Getting your technology right can help reduce energy use, cut CO2 emissions, and limit the amount of waste going to landfill.
Not that saving the planet is as easy as it sounds: Google famously changed its homepage dark for Earth Hour in 2008, saving no electricity whatsoever.
You can do better.
Ecosia is a German not-for-profit search engine that plants trees with the advertising revenue it generates from search results.
For transparency, the carbon-negative organisation publishes a regular easy-to-follow report into its environmental activity and finances on the Ecosia blog.
At time of writing, around 83 million trees have been planted worldwide across at least 16 countries – and assuming you don’t clear your browser settings, Ecosia also keeps a total count of your personal searches. Supported by Microsoft Bing, Ecosia’s searching is encrypted, results are not stored, and data is not sold to any third-party advertisers.
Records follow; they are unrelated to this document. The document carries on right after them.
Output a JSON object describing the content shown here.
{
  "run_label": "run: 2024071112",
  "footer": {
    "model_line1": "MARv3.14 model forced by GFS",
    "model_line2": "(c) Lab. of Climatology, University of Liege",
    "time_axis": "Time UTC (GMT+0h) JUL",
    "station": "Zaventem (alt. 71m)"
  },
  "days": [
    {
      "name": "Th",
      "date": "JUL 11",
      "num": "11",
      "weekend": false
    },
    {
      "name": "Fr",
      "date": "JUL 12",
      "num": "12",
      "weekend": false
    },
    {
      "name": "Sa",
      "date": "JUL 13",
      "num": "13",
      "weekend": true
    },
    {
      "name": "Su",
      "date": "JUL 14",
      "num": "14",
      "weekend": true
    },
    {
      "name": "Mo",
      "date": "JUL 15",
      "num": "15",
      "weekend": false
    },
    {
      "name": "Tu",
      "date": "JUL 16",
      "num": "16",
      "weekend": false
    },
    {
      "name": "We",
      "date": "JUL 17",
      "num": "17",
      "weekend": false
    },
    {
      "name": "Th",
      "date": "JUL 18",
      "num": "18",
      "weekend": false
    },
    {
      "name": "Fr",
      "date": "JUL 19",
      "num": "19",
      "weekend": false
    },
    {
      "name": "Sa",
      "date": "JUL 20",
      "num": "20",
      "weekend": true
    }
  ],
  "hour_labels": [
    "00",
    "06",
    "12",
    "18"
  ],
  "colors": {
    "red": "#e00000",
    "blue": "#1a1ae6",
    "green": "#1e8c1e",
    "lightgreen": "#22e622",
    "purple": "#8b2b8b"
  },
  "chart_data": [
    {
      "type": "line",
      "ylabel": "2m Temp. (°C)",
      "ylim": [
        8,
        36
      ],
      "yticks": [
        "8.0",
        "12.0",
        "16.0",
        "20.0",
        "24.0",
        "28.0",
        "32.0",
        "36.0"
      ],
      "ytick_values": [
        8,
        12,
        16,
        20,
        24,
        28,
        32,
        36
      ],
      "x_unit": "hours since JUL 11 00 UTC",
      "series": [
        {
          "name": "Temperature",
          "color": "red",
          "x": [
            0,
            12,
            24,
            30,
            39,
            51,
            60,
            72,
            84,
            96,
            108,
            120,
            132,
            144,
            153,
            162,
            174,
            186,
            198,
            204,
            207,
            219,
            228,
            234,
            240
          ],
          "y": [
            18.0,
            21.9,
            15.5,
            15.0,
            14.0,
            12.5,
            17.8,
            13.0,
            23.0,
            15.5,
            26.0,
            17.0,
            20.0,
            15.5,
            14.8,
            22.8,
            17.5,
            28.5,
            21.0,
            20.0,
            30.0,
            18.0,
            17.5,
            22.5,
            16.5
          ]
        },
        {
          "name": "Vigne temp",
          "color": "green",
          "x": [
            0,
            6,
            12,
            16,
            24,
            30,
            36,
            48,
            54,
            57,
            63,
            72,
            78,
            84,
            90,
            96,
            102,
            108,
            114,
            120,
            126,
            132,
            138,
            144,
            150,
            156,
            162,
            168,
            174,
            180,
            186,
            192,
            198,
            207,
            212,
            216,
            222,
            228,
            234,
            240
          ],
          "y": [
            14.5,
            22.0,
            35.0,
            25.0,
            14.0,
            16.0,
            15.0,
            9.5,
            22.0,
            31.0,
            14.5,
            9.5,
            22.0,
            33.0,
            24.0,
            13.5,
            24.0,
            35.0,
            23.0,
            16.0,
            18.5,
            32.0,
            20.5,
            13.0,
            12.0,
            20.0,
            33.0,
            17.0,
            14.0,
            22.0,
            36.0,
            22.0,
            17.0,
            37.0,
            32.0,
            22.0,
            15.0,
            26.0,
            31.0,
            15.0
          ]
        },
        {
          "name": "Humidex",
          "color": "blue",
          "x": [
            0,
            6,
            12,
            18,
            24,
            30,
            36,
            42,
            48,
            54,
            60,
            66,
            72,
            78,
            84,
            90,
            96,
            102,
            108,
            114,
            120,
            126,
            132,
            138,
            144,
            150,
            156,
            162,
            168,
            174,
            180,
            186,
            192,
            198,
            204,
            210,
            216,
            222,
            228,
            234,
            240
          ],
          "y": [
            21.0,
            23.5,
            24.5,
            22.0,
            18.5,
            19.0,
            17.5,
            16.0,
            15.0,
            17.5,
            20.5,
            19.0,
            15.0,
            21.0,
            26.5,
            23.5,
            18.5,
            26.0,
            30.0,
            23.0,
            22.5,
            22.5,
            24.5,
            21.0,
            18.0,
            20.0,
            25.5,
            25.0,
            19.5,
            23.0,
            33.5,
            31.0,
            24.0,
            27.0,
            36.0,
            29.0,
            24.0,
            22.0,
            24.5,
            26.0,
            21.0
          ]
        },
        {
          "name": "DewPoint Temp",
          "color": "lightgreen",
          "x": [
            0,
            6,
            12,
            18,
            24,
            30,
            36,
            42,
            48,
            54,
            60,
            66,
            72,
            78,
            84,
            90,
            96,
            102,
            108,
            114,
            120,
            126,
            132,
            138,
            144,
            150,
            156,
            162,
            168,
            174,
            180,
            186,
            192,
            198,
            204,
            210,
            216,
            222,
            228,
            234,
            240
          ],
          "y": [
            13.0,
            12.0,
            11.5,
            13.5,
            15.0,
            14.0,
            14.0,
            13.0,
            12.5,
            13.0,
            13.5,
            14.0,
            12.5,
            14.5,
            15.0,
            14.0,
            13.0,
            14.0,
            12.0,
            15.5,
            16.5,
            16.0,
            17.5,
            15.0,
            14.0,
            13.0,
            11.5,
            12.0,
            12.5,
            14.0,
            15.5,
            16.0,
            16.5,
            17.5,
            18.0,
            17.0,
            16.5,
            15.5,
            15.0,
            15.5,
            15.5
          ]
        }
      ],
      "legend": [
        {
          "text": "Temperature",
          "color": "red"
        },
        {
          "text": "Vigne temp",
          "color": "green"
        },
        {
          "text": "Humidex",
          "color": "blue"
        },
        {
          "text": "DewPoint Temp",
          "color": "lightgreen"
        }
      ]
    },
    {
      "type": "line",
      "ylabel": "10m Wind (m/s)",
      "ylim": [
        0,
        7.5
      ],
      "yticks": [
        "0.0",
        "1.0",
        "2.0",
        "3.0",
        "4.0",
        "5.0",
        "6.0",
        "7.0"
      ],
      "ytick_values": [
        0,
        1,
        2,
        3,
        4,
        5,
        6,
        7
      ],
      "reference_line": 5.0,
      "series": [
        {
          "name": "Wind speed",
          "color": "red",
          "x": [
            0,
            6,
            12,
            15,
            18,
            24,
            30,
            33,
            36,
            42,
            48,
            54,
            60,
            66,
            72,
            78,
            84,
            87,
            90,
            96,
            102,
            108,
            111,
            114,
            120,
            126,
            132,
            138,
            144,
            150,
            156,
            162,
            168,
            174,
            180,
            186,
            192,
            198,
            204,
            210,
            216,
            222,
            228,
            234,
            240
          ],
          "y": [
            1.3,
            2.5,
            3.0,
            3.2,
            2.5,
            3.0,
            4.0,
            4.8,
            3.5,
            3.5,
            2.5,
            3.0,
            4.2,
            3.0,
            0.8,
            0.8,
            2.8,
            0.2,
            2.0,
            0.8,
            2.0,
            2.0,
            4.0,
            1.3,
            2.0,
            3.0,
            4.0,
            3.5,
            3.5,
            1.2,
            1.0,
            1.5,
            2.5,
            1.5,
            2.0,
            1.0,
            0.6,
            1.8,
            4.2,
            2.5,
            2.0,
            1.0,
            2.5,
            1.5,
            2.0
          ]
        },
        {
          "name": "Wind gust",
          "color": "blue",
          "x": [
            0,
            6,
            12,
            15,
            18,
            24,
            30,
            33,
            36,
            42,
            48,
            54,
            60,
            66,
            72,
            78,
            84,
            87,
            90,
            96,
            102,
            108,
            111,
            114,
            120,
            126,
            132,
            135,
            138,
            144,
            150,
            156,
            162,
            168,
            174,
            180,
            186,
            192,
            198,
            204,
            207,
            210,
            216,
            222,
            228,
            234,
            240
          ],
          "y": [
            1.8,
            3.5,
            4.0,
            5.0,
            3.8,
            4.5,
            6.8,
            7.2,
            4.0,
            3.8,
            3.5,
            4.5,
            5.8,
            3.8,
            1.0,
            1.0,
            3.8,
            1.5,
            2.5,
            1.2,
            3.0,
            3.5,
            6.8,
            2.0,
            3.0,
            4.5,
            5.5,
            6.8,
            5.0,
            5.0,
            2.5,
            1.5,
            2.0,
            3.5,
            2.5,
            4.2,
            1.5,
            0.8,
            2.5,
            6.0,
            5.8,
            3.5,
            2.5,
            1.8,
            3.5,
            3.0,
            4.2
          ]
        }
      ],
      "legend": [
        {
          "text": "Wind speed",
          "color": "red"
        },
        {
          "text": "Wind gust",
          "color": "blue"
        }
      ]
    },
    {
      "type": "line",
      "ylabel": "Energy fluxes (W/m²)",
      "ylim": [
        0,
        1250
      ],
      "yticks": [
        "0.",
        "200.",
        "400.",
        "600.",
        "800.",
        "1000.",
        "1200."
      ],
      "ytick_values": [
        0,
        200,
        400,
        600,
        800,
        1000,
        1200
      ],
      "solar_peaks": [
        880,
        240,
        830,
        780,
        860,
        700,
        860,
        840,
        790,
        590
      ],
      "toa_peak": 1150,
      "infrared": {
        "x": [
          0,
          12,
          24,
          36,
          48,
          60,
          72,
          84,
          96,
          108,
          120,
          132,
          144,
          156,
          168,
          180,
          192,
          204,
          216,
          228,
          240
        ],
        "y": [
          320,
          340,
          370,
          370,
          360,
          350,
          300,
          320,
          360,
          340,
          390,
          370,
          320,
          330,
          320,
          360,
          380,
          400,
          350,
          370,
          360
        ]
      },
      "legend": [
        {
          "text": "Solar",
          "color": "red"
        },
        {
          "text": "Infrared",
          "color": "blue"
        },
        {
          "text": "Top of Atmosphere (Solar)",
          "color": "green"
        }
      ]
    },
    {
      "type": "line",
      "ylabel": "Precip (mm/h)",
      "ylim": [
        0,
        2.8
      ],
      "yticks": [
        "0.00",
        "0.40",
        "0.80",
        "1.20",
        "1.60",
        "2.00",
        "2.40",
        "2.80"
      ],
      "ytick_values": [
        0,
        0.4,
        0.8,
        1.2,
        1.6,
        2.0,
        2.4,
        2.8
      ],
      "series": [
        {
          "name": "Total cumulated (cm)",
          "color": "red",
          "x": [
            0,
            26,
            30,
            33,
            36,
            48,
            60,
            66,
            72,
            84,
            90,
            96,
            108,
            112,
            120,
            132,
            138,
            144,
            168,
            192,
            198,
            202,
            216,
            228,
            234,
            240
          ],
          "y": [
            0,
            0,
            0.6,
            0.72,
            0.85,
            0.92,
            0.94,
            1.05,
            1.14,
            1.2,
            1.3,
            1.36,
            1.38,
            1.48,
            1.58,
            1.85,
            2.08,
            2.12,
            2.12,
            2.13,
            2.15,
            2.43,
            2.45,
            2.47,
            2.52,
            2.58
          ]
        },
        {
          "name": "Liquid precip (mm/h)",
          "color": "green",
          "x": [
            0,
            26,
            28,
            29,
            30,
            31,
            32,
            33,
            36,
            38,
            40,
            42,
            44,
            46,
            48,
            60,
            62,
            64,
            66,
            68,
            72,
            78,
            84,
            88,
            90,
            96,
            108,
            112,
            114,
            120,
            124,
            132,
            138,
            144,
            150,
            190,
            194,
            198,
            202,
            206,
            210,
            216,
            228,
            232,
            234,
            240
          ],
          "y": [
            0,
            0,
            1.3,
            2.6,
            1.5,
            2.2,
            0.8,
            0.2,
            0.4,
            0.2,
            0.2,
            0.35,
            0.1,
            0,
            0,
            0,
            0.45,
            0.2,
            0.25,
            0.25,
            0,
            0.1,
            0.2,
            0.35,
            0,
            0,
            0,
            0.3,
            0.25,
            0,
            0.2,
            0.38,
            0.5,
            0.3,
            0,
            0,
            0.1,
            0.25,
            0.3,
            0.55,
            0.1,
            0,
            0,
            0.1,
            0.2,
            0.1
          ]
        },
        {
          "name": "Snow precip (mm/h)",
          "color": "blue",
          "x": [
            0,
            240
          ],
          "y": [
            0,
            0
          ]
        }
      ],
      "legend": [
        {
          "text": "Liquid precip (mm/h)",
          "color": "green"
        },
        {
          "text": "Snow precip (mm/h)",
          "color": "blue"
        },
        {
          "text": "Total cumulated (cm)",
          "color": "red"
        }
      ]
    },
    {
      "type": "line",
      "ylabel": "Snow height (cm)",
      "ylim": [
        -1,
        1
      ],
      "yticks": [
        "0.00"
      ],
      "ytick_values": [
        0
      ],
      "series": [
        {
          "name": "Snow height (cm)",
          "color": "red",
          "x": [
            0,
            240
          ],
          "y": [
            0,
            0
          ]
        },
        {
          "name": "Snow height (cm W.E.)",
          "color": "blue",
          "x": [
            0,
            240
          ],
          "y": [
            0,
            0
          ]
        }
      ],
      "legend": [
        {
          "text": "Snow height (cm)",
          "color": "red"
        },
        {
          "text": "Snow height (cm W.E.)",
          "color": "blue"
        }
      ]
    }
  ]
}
Around 45 searches equates to one new tree – so get searching!
Video Conference, Don’t Travel
Business travel, especially air travel, isn’t as necessary as it used to be, and it’s increasingly difficult to justify time spent sat in traffic.
Clever video-conferencing software that includes screen-share, meeting record and web-based guest access – such as Microsoft Teams or Gamma Collaborate – make it easier to hold meetings remotely, at a tiny fraction of the CO2 output.
Video conferencing was once a bit of a standing joke, but with responsive video quality, devices with in-built microphones/cameras/speakers, and better internet connectivity, the technology is much more practical than was once the case.
For an easy way to gauge the costs involved, add up mileage expenses for a week, month or year, and ask which meetings really had to be conducted by travelling. If that expense could be saved, so could the planet.
Use an Eco Button (Or Don’t)
There are a number of gadgets available that prompt office workers to turn off their screens, most famously the ‘Eco-button’ – a bright green light-up USB button which you hit to switch your PC into sleep mode. On startup, a small application praises your efforts by displaying your CO2 and cost saving to date.
Unfortunately this is arguably an example of greenwashing. The plastic device (probably shipped from China) isn’t actually necessary to enable device sleep settings – Windows 10 already has handy power-saving options available, so aside from the software recording your savings, the button mainly serves only to raise awareness and act as a fun reminder.
Hopefully each eco-button might one day have saved enough CO2 to justify its own manufacture… maybe. But with a little vigilance, this ought to be achievable without quite so much plastic.
Switching broadband services often means a new router, which isn’t ideal for cutting plastic waste.
Some ISP’s allow users to voluntarily return a redundant router for recycling, in an effort to cut down on routers being piled up in cupboards, and ensure fewer of their devices ultimately end up in landfill.
BT recently announced this scheme will soon be compulsory, and new customers who fail to return their BT router for recycling at the end of the contract using a pre-paid return envelope will face an extra charge of up to £50.
Alternatively, many local councils now allow the recycling small electrical items with household recycling, so there’s little excuse for throwing out this kind of equipment.